Bunuel wrote:
In order to protect its budding printer industry, Country X's government plans to ban all printer imports. Several thousand concerned citizens protested, claiming that such a ban will inevitably result in a sharp rise in the prices of printer retail prices.
Which of the following can be most properly inferred from the passage?
A. Implementing the government's plan will result in a drop of sales of printers in Country X.
B. The prices of imported printers are very competitive in relation to those of the printers manufactured in Country X.
C. If the government does not reverse its plan, it will lose the support of voters.
D. Implementing the government's plan will leave citizens no choice but to illegally import printers.
E. The government's plan will lead to a severe shortage of printers in Country X.
Only answer B is even plausible as a right answer here, but it's not a proper inference from the passage, for two important reasons.
For one, all we know is that "several thousand people claim" that prices will go up (and this is several thousand people in a country that could have a population of millions). Are these "several thousand people" right? We have no evidence one way or the other. The passage only tells us what a few thousand people claim is true. When you only know that some people claim prices will rise, you can't correctly infer that prices actually will rise.

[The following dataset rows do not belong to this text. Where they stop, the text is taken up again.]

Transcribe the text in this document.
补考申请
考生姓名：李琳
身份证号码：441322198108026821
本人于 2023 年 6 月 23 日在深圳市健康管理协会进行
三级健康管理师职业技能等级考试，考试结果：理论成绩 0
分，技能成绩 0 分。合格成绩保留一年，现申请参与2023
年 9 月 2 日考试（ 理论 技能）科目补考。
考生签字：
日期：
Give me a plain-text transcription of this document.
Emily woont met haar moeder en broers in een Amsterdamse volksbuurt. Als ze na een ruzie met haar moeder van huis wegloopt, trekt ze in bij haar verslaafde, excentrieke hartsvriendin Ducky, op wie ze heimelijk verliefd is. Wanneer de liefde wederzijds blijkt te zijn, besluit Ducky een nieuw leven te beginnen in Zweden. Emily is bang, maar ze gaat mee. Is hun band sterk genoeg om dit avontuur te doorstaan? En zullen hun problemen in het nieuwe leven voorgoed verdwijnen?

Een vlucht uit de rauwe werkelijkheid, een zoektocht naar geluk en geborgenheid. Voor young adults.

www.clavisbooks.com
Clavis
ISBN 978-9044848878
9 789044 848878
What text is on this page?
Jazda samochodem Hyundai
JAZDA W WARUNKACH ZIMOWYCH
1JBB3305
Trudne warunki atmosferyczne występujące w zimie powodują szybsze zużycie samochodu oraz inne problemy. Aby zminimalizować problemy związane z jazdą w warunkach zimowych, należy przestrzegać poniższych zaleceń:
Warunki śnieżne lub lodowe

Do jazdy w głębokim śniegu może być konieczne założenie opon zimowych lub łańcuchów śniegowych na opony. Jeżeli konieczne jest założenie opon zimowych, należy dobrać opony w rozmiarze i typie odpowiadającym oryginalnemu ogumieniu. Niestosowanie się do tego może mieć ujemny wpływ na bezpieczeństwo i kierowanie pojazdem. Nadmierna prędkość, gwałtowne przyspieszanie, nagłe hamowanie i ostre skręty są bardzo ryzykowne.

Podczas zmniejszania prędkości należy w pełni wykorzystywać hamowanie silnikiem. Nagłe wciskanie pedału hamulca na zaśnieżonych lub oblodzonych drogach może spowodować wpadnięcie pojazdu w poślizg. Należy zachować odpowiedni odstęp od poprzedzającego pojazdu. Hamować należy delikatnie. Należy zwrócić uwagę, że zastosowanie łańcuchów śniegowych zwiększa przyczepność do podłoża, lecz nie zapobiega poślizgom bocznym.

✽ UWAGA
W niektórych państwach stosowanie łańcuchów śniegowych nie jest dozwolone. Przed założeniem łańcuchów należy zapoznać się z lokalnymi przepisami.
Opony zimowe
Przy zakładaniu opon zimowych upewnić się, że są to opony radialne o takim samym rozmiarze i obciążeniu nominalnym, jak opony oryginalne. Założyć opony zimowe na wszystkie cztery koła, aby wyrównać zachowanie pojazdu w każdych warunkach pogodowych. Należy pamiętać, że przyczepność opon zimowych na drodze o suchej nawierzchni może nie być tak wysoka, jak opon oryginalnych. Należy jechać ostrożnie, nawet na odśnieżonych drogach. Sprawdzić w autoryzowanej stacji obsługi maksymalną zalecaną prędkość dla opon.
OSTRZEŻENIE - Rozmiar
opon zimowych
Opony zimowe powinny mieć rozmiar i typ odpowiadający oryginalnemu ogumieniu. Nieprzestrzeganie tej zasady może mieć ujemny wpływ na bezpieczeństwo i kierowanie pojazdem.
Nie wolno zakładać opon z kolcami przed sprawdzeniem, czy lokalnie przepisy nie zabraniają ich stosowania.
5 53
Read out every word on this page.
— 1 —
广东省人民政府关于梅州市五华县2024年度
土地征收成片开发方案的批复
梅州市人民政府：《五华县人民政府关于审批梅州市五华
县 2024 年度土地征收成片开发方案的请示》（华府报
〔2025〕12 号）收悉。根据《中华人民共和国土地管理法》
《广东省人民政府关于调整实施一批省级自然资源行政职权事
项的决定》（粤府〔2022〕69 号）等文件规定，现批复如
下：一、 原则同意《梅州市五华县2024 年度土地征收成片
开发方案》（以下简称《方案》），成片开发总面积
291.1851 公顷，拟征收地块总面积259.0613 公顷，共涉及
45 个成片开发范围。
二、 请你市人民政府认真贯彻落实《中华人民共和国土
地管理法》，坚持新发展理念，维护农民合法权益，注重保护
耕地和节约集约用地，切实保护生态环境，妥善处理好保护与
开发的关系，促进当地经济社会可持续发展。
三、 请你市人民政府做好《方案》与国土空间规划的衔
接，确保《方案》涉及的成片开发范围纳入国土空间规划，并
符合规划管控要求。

But even if we did know printer prices will rise, I still don't follow why we'd infer B is true. It's easy to imagine a situation with two companies, domestic printer manufacturer D, and a foreign manufacturer F where right now, F's prices are not competitive, so most or all people are presumably buying D's printers. But when F is no longer in the market because of an import ban, D now has an effective monopoly and can freely raise its prices, something it couldn't do before because raising prices would then have made F's prices competitive and F would have cut into D's sales. So I'm not sure why answer B is a correct inference from the passage -- yes, it certainly could be true, but when we're asked to draw an inference, we're asked to find something stronger than that.